Quero iniciar esta reflexão, a partir de uma lembrança profissional, quando, uma colega de trabalho, muito querida, me disse com todas as letras: “eu tenho horror de negro!”.

Assustada, perguntei: “Como? Como atendes os negros que chegam aqui?”; “- É diferente.”.

Hoje, quero responder. Não, não é diferente. O preconceito endurece a empatia, movimenta o rigor nas avaliações, desumaniza o olhar e não garante o direito. Naquele momento, não foram estas as palavras, porque ainda meu entendimento teórico era tênue, mas as vísceras se manifestaram porque minha humanidade e o senso de justiça era aguçado.

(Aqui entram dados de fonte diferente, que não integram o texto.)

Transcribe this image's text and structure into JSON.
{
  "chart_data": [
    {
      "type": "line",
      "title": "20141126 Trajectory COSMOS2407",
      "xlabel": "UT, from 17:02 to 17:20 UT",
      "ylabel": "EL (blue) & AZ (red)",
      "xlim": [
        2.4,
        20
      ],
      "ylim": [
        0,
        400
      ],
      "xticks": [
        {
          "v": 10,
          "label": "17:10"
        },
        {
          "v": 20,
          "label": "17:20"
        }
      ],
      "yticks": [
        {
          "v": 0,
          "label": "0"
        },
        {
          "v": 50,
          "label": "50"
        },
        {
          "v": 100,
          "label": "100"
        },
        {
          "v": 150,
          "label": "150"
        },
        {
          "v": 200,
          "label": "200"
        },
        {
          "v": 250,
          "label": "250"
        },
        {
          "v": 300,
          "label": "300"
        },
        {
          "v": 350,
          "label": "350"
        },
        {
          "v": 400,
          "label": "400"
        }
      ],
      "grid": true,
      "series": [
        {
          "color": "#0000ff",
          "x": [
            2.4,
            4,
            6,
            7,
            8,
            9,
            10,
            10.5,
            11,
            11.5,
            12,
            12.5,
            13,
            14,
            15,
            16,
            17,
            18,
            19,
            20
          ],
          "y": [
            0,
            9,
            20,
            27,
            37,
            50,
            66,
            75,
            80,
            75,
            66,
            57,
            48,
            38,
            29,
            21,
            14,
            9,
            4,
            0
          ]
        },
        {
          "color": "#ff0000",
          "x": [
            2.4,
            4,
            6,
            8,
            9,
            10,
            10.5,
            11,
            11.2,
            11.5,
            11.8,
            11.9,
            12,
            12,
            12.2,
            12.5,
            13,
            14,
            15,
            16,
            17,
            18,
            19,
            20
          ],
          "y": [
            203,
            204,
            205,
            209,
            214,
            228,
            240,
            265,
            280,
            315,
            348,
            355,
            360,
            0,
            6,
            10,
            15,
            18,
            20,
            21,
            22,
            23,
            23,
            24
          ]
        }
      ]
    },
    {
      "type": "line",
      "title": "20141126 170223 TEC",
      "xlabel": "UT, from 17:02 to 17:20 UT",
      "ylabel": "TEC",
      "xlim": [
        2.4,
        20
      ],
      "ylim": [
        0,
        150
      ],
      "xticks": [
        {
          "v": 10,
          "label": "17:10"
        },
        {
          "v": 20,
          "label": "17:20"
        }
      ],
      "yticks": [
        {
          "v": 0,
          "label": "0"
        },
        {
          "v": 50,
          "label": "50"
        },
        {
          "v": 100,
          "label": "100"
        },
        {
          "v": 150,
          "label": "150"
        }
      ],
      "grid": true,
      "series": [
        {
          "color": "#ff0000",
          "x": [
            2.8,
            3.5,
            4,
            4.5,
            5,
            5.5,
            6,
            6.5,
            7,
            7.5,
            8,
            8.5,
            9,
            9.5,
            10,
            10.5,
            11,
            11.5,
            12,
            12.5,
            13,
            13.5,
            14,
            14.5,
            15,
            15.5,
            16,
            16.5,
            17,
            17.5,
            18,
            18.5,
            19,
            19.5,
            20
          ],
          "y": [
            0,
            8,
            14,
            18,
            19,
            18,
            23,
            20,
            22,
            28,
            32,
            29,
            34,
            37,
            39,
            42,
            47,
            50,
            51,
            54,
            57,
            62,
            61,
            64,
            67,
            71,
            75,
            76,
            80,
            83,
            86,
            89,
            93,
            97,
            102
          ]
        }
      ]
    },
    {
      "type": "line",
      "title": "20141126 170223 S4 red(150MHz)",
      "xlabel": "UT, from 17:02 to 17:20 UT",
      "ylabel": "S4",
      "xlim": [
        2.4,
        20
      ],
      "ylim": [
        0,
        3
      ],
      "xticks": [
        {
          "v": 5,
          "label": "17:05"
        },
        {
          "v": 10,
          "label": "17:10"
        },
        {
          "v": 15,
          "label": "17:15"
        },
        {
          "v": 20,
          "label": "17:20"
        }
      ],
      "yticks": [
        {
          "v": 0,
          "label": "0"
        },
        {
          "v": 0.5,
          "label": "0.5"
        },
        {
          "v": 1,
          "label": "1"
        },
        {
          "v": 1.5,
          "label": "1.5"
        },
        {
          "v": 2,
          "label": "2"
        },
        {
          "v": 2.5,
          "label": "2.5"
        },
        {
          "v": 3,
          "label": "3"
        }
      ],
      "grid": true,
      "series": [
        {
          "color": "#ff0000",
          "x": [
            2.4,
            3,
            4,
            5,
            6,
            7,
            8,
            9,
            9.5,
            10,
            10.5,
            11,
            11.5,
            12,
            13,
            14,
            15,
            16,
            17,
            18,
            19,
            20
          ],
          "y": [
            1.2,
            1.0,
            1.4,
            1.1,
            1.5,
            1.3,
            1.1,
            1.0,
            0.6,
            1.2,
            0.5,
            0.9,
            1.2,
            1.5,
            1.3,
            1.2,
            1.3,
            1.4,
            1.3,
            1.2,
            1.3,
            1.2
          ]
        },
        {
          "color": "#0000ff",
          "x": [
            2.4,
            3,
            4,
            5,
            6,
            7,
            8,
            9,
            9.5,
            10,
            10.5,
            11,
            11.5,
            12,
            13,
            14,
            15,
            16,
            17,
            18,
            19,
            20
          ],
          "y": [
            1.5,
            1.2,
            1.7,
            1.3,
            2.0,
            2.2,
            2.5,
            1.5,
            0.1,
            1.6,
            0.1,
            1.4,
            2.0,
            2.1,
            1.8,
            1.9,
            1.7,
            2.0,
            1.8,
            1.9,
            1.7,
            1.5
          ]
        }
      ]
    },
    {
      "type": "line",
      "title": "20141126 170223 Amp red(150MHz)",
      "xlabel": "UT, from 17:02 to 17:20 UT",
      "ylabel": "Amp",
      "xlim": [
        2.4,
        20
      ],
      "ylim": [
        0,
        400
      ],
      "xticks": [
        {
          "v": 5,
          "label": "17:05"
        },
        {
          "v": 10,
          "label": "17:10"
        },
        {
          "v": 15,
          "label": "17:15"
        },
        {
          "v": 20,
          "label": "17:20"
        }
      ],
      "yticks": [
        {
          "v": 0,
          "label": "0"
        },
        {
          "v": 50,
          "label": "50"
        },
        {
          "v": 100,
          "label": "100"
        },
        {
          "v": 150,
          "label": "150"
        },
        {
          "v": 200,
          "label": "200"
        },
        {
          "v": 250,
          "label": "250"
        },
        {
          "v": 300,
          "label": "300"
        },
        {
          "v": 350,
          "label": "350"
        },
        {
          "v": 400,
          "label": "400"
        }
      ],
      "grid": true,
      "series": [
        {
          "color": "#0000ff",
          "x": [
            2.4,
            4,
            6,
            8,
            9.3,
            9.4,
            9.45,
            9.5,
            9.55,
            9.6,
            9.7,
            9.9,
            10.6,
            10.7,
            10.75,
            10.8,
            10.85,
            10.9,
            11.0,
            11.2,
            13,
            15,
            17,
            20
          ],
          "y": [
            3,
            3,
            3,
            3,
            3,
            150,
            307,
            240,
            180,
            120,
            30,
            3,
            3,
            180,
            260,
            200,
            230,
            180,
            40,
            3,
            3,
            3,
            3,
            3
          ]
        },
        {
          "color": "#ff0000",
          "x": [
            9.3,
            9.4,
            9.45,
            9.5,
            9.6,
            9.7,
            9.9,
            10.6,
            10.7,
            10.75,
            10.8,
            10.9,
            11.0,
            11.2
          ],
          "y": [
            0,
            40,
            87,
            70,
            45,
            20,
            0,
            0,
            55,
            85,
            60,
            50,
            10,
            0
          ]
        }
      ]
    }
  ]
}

Hoje, ao trazer este momento, me dou conta de nosso Projeto Ético-Político, ele é uma construção que nasceu da dor, do contato direto com os sem direitos, da fome, das crianças que nos davam às mãos, da violência vista no olho roxo das mulheres, das meninas e meninos abusados sexualmente, dos homossexuais caçados pela sua orientação sexual, dos negros excluídos, das mulheres prostituídas, dos apenados tratados como animais e de tantos outros.

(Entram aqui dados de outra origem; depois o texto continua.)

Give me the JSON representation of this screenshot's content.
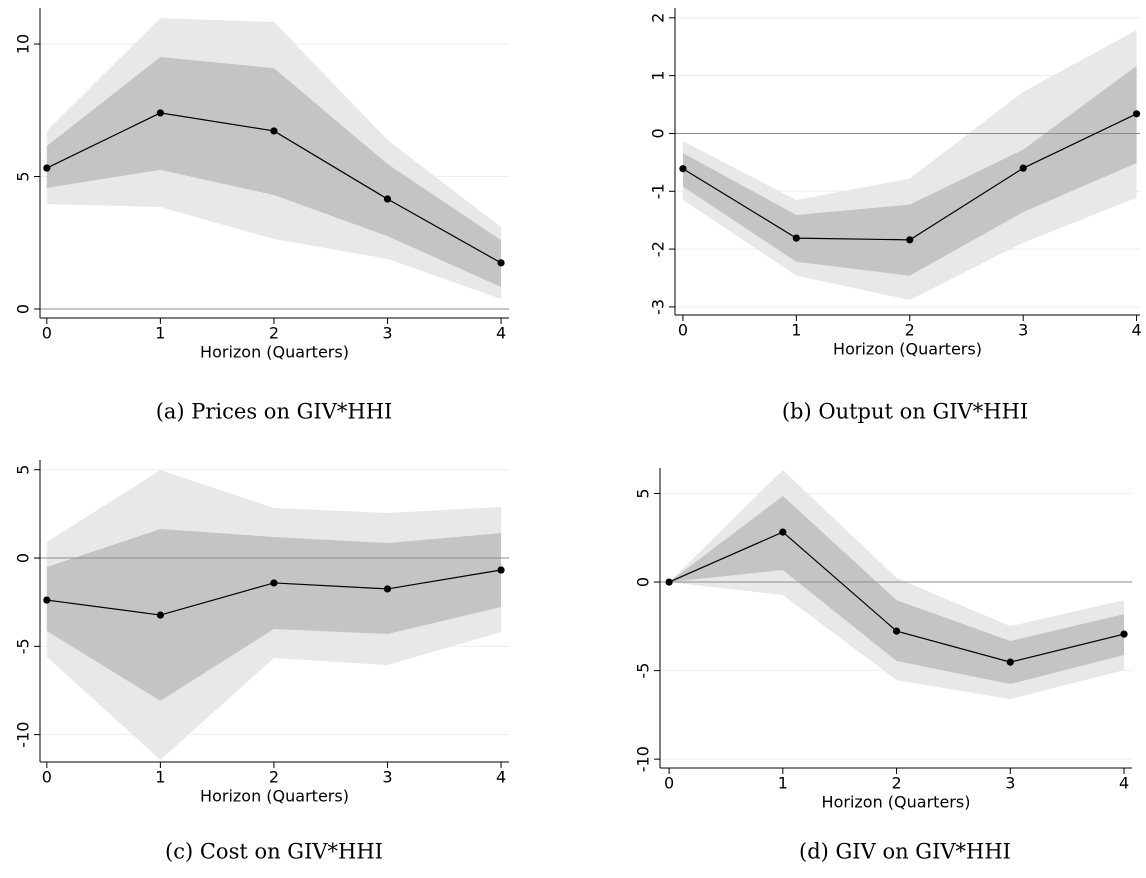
{
  "chart_data": [
    {
      "type": "line",
      "caption": "(a) Prices on GIV*HHI",
      "xlabel": "Horizon (Quarters)",
      "x": [
        0,
        1,
        2,
        3,
        4
      ],
      "xlim": [
        -0.06,
        4.07
      ],
      "xticks": [
        0,
        1,
        2,
        3,
        4
      ],
      "ylim": [
        -0.34,
        11.36
      ],
      "yticks": [
        0,
        5,
        10
      ],
      "grid": true,
      "hline": 0,
      "bands": [
        {
          "color": "#e8e8e8",
          "lower": [
            3.96,
            3.85,
            2.64,
            1.89,
            0.38
          ],
          "upper": [
            6.72,
            10.98,
            10.83,
            6.38,
            3.09
          ]
        },
        {
          "color": "#c4c4c4",
          "lower": [
            4.57,
            5.25,
            4.3,
            2.75,
            0.83
          ],
          "upper": [
            6.15,
            9.51,
            9.09,
            5.47,
            2.6
          ]
        }
      ],
      "series": [
        {
          "color": "#000000",
          "values": [
            5.32,
            7.4,
            6.72,
            4.15,
            1.74
          ]
        }
      ]
    },
    {
      "type": "line",
      "caption": "(b) Output on GIV*HHI",
      "xlabel": "Horizon (Quarters)",
      "x": [
        0,
        1,
        2,
        3,
        4
      ],
      "xlim": [
        -0.07,
        4.03
      ],
      "xticks": [
        0,
        1,
        2,
        3,
        4
      ],
      "ylim": [
        -3.14,
        2.17
      ],
      "yticks": [
        -3,
        -2,
        -1,
        0,
        1,
        2
      ],
      "grid": true,
      "hline": 0,
      "bands": [
        {
          "color": "#e8e8e8",
          "lower": [
            -1.15,
            -2.46,
            -2.88,
            -1.89,
            -1.11
          ],
          "upper": [
            -0.13,
            -1.15,
            -0.78,
            0.72,
            1.79
          ]
        },
        {
          "color": "#c4c4c4",
          "lower": [
            -0.92,
            -2.22,
            -2.46,
            -1.36,
            -0.51
          ],
          "upper": [
            -0.34,
            -1.41,
            -1.23,
            -0.28,
            1.17
          ]
        }
      ],
      "series": [
        {
          "color": "#000000",
          "values": [
            -0.61,
            -1.81,
            -1.84,
            -0.6,
            0.34
          ]
        }
      ]
    },
    {
      "type": "line",
      "caption": "(c) Cost on GIV*HHI",
      "xlabel": "Horizon (Quarters)",
      "x": [
        0,
        1,
        2,
        3,
        4
      ],
      "xlim": [
        -0.06,
        4.07
      ],
      "xticks": [
        0,
        1,
        2,
        3,
        4
      ],
      "ylim": [
        -11.55,
        5.55
      ],
      "yticks": [
        -10,
        -5,
        0,
        5
      ],
      "grid": true,
      "hline": 0,
      "bands": [
        {
          "color": "#e8e8e8",
          "lower": [
            -5.6,
            -11.43,
            -5.66,
            -6.06,
            -4.19
          ],
          "upper": [
            0.91,
            4.98,
            2.83,
            2.55,
            2.89
          ]
        },
        {
          "color": "#c4c4c4",
          "lower": [
            -4.13,
            -8.09,
            -4.02,
            -4.3,
            -2.77
          ],
          "upper": [
            -0.51,
            1.64,
            1.19,
            0.85,
            1.41
          ]
        }
      ],
      "series": [
        {
          "color": "#000000",
          "values": [
            -2.38,
            -3.23,
            -1.41,
            -1.75,
            -0.68
          ]
        }
      ]
    },
    {
      "type": "line",
      "caption": "(d) GIV on GIV*HHI",
      "xlabel": "Horizon (Quarters)",
      "x": [
        0,
        1,
        2,
        3,
        4
      ],
      "xlim": [
        -0.08,
        4.07
      ],
      "xticks": [
        0,
        1,
        2,
        3,
        4
      ],
      "ylim": [
        -10.5,
        6.44
      ],
      "yticks": [
        -10,
        -5,
        0,
        5
      ],
      "grid": true,
      "hline": 0,
      "bands": [
        {
          "color": "#e8e8e8",
          "lower": [
            0,
            -0.73,
            -5.54,
            -6.61,
            -4.97
          ],
          "upper": [
            0,
            6.33,
            0.23,
            -2.49,
            -1.02
          ]
        },
        {
          "color": "#c4c4c4",
          "lower": [
            0,
            0.68,
            -4.46,
            -5.76,
            -4.12
          ],
          "upper": [
            0,
            4.86,
            -1.02,
            -3.33,
            -1.81
          ]
        }
      ],
      "series": [
        {
          "color": "#000000",
          "values": [
            0,
            2.82,
            -2.77,
            -4.52,
            -2.94
          ]
        }
      ]
    }
  ]
}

Esta profissão, cotidianamente, nos dá um banho de realidade. Ela é diferente, ela exige posição, ela não permite escolha, porque ela foi forjada na luta de muitos assistentes sociais que sofreram tortura para nos dar direito a voz. Ela é uma profissão que respeita a diversidade, mas não aceita as escolhas pela violação dos direitos. Por isso, nosso Projeto Ético-Político, sustentado pela dor social, nos orienta pela defesa intransigente dos direitos humanos e a luta por uma sociedade justa e igualitária. Ele não é retórica, ele é ação.